ABD, bu senaryoyu defalarca tekrarladığı halde, hala güncelliğini korumaktadır. Sanal tehditler veya ülkeleri birbirine karşı terbiye sopası olarak kullanma stratejileri hep uygulanagelmiştir. Yıllarca Suudi Arabistan, İran ile korkutuldu. İran tehdidi ile Suudi Arabistan tamamen ABD ve müttefiklerinin himayesine alındı. Sanal korkular ile Körfez ülkeleri Amerika ve müttefiklerinin adeta birer valisi haline getirildi. Bunun için, bazen İran korkusu bazen de Saddam korkusu kullanıldı. Bu işbirlikçi gerici Arap rejimleri, kendi bekalarını ABD'nin himmet ve himayesine bağladılar. Halkı Müslüman olan ülkeler daima birbirlerine tehdit olarak gösterildi ve aralarında kriz çıkarıldı. Daha sonra hakem rolü ile araya girildi ve bir veya iki taraf himaye edildi. Karşılığında o ülkelerden devasa tavizler koparıldı ve bağımsızlıklarına ipotek konuldu.

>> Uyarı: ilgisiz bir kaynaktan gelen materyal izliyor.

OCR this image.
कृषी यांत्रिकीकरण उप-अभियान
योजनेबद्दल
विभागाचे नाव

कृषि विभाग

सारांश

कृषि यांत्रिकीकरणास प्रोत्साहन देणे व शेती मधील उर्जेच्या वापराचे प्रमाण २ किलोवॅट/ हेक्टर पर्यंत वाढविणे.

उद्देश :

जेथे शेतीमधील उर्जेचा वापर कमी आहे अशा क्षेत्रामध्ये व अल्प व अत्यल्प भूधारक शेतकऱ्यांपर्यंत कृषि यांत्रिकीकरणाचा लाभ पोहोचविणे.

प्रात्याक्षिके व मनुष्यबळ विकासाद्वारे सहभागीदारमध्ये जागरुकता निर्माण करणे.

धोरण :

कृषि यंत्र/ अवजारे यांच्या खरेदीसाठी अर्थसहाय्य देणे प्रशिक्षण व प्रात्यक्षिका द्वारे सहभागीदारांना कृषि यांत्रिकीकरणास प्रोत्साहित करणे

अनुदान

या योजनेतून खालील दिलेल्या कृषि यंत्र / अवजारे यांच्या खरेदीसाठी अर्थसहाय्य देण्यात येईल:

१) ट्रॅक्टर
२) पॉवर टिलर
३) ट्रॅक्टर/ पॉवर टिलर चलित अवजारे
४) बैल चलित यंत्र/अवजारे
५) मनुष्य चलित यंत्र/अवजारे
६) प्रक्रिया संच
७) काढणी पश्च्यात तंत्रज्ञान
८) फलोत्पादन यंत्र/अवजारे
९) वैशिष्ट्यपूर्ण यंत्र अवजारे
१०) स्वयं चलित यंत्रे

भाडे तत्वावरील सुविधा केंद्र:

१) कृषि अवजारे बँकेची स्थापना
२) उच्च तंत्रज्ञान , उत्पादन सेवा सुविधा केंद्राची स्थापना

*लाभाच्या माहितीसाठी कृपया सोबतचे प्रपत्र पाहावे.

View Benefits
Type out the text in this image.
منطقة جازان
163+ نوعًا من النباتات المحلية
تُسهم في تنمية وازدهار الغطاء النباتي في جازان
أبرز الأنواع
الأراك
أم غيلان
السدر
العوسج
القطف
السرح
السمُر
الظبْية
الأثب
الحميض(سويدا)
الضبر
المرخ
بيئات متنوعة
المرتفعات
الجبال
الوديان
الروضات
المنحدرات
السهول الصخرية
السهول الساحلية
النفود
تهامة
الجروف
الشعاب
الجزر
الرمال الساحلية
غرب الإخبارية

Tam da sözün burasında aklımıza maymunun adaleti hikâyesi gelmektedir. Rivayet edilir ki, iki kedi yerde buldukları bir parça peyniri paylaşma konusunda anlaşamıyorlar. Bu ihtilaflarına çözüm bulmak için maymunu hakemliğine müracaat ediyorlar. Maymun peyniri alıp ikiye böler ve elleriyle peyniri tartar gibi yapar. Parçalardan birisinin daha ağır olduğu gerekçesi ile biraz koparır ve ağzına atar. Tekrar sözde tartma işlemine devam eder. Bu sefer fazla olduğu gerekçesi ile diğer parça peynirden biraz koparıp ağzına atar. Kediler bakar ki, peynir bitecek. "Aman tamam, peyniri ver biz anlaşmaya razıyız", der.
Bunu üzerine maymun şöyle der: "Yok olmaz, siz razı olsanız bile benim adaletim razı olmaz". Derken peyniri yer, bitirir ve kedilere de enseyi kaşımak düşer. İşte emperyalistlerin sanal tehditlere karşı himayesi, hakemliği, dostluğu, maymunun adaletine benzemektedir. İslam ülkeleri sorunlarını diyalog ve müzakere yolu ile çözüp sanal tehdit kaynağı olmama ve sanal tehditlere itibar etmeme hususunda irade ortaya koymaları lazım iken; birbirlerini tehdit olarak görmekte ve çözüm mercii olarak da emperyalistlerin eşiklerini aşındırmaktadırlar. Geldiğimiz nokta bellidir. Ama hala aynı yanlışları yapmakta devam etmekteyiz. Önceki asırda İngilizler, başta Hindistan ve Arabistan yarımadası olmak üzere farklı coğrafyalarda aynı yöntemleri kullandı; bu asırda ise yine aynı yöntemleri Amerikalılar ve müttefikleri kullanmaktadır.
Biz, onurlu bir irade ve basiretli bir politika ortaya koymadıkça, bu döngü işlemeye devam edecektir.